Seasoned Data Scientist with over three years of experience, adept at applying machine learning and deep learning techniques to extract actionable insights, driving corporate strategies for enhanced decision-making. Proficient in Python and SQL for robust data modeling, with a track record of deploying scalable solutions for business optimization.
1. Project Title: Sales Analytics (All Birds)
Objective: Analyzed sales data to identify buyer preferences and inform business strategies.
Key Achievements:
• Conducted Exploratory Data Analysis (EDA) using Seaborn and Pandas.
• Utilized various visualizations including Countplot, Barplots, Histograms, and Pie charts.
• Identified Maharashtra as a significant market and highlighted high demand for T-shirts.
• Determined M-Size as the preferred choice among buyers.
Conclusion: Provided actionable insights for marketing and sales strategies, contributing to informed decision-making.
2. Project Title: Heart Disease Prediction using Machine Learning (EHR)
Objective: Developed a Machine Learning model to predict the presence of heart disease in individuals.
Key Achievements:
• Utilized Seaborn and Heatmap for feature selection.
• Identified the need to convert categorical variables into dummy variables and scale all values before training ML models.
• Employed the get_dummies method to create dummy columns for categorical variables.
• Experimented with two algorithms: KNeighborsClassifier and RandomForestClassifier.
• Evaluated model performance using cross_val_score.
Conclusion: Achieved scores exceeding 80%, indicating the model's ability to predict the presence of heart disease in individuals
3. Project Title: Delivery Time Prediction for Meal Services
Objective: Developed a model to accurately predict delivery times for meal services, tailored for the client, Cook Unity.
Key Achievements:
• Utilized scatter plots to identify relationships between features and delivery time.
• Identified key contributing factors: Age of delivery personnel (linear relationship), Ratings of delivery personnel (inverse linear relationship), Distance between restaurant and delivery location (consistent relationship).

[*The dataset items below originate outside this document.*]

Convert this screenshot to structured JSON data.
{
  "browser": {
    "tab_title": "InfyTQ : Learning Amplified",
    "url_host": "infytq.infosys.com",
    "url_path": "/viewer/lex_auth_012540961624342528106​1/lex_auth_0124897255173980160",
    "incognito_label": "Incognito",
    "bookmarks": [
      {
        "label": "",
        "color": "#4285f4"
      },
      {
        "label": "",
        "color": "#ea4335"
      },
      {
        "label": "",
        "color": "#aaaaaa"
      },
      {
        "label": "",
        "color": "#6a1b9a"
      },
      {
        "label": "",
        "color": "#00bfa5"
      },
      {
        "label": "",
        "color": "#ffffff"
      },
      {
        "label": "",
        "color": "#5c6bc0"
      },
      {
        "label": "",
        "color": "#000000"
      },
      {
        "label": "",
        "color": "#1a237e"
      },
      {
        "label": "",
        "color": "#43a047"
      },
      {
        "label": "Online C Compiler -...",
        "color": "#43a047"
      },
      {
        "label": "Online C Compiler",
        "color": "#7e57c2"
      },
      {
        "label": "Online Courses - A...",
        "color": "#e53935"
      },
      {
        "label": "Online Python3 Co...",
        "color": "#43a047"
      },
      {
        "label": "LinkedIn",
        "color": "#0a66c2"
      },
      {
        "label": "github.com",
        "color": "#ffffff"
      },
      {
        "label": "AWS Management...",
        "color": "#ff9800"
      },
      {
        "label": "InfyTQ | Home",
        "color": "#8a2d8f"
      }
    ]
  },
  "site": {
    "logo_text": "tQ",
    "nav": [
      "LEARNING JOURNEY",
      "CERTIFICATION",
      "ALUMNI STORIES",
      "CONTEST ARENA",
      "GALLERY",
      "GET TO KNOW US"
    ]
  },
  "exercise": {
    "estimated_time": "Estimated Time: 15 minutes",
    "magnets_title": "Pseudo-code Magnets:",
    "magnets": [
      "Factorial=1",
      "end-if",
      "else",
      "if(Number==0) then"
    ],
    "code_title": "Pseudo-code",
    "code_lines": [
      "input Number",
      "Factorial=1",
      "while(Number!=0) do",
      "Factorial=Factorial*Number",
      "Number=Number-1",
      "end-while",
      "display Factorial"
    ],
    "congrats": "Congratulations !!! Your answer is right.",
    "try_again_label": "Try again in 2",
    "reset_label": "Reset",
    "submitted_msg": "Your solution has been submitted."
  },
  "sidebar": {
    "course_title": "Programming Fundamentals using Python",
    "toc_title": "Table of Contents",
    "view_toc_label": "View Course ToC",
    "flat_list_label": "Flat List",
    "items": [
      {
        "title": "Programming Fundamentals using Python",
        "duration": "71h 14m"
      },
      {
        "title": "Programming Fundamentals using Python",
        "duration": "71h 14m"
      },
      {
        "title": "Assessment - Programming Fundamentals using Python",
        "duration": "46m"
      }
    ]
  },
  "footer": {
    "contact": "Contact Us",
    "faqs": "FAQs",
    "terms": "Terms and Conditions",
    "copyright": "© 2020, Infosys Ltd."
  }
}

• Trained a model using LSTM neural network.
• Successfully tested model performance by predicting delivery times.
Conclusion: Real-time delivery time prediction requires calculating distance between meal preparation and consumption points. Establishing relationships between past delivery times and distances is crucial for accurate predictions.
Responsibilities :
• Conducted EDA to uncover insights and trends, making data-driven recommendations.
• Developed predictive models for heart disease and food delivery times, deploying them for real-time decision-making.
• Engineered features to improve model performance.
• Cleaned and preprocessed data to ensure quality for analysis.
• Collaborated with stakeholders to translate project requirements into actionable solutions, communicating findings effectively.
• Designed experiments to evaluate model performance, iterating for continuous improvement.
• Created informative data visualizations to communicate insights effectively.
• Stayed updated with the latest developments in data science, applying new techniques to enhance project outcomes.